A la place des Kurdes, je me hâterais de changer d’allié, car celui qui s’exprime en ces termes ne sera pas à leurs côtés au cas où les Turcs, seconde armée la plus puissante de l’OTAN, décideraient de pénétrer en Syrie pour les génocider. Quant aux Européens, ils sont à ce point insignifiants et mercantilisés, qu’il est préférable de ne pas en parler.

 

Personne ne désire que la Guerre Civile Syrienne ne dégénère en conflit régional – même si c’est déjà fait – et encore moins en une nouvelle guerre mondiale.
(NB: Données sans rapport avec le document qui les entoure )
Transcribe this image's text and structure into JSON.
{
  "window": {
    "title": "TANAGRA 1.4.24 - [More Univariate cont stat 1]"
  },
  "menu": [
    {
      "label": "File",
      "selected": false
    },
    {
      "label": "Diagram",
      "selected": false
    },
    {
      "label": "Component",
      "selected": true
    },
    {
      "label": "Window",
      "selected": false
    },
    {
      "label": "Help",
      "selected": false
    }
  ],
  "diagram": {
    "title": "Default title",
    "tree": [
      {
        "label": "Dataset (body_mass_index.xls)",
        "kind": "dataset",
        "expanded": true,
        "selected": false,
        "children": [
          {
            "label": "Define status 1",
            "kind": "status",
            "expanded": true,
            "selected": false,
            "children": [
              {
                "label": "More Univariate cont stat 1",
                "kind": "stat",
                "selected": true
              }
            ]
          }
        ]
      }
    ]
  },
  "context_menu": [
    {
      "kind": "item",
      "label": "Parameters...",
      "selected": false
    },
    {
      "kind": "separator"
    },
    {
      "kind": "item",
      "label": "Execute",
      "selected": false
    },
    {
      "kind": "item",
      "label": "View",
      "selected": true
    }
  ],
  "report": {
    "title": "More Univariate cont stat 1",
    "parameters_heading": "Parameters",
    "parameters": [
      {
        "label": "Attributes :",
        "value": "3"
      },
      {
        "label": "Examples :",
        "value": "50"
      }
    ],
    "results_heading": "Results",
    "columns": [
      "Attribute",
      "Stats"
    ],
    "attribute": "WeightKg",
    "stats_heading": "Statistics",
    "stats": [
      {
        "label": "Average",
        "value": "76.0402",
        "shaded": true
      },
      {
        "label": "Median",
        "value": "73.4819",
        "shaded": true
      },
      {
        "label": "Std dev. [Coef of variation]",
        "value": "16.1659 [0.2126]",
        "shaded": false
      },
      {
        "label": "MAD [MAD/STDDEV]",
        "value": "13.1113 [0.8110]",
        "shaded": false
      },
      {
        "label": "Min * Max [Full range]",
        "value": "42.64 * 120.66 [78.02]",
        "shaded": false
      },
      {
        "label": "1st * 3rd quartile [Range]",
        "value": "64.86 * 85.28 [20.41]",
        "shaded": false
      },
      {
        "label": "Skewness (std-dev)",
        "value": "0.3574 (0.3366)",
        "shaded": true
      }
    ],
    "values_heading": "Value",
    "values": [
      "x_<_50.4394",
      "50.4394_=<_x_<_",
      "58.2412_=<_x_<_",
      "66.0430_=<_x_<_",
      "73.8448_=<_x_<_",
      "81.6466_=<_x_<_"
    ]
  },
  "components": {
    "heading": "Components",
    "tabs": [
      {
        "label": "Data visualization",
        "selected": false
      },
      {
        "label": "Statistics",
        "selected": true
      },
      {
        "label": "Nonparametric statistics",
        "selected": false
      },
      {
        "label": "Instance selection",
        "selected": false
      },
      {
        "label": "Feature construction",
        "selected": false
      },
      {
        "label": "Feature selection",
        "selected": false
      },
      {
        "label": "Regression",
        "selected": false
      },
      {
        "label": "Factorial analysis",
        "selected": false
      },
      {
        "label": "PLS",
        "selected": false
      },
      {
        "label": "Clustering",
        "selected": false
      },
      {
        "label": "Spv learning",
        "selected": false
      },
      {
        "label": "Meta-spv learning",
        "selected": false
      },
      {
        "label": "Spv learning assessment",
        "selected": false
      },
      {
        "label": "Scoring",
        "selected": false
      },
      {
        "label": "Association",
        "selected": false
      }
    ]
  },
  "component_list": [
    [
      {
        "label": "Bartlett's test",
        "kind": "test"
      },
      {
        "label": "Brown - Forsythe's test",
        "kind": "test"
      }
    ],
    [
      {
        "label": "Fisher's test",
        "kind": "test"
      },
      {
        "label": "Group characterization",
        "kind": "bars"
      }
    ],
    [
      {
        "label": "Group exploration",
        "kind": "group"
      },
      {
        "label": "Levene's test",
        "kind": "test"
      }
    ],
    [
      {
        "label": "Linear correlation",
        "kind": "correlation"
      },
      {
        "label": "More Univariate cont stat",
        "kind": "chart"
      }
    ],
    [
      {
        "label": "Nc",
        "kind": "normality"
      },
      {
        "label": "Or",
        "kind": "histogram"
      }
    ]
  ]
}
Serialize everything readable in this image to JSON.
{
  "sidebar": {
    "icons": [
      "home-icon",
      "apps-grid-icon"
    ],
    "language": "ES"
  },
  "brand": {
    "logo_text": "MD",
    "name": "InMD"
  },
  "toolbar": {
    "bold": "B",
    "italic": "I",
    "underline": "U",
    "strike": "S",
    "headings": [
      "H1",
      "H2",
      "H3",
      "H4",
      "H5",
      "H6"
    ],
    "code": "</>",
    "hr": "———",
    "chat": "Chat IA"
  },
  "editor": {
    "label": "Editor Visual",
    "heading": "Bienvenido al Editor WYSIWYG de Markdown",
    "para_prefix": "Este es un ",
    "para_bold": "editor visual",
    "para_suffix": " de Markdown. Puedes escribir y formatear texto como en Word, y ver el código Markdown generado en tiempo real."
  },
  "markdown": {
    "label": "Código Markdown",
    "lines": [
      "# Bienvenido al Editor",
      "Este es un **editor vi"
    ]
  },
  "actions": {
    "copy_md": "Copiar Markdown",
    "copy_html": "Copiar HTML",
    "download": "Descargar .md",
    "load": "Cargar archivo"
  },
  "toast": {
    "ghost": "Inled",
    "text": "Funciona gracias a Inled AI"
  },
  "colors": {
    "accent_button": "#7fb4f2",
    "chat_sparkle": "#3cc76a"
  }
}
Reste que cela peut advenir à cause d’une simple erreur, d’une réaction inadéquate d’un officier de terrain qui effectuerait une mauvaise appréciation face à une provocation du camp adverse.

 

Nous sommes en plein milieu de la continuation du conflit opposant depuis des siècles les sunnites aux chiites, avec des Kurdes, nationalistes, qui aimeraient tirer leur épingle du jeu. Les autres, ceux qui ne sont pas concernés par cet affrontement ne devraient pas y participer. Mais ils en ont décidé autrement, en fonction de ce qu’ils considèrent représenter leurs intérêts. Reste qu’avec des dirigeants politiques aussi délirants et imbus de leurs personnes, des dirigeants, hormis Madame Merkel, dont je ne me souvienne pas que le monde en ait connu de moins avisés et de plus dangereux, une étincelle pourrait allumer un feu que tous les sapeurs-pompiers du monde ne parviendraient pas à circonscrire.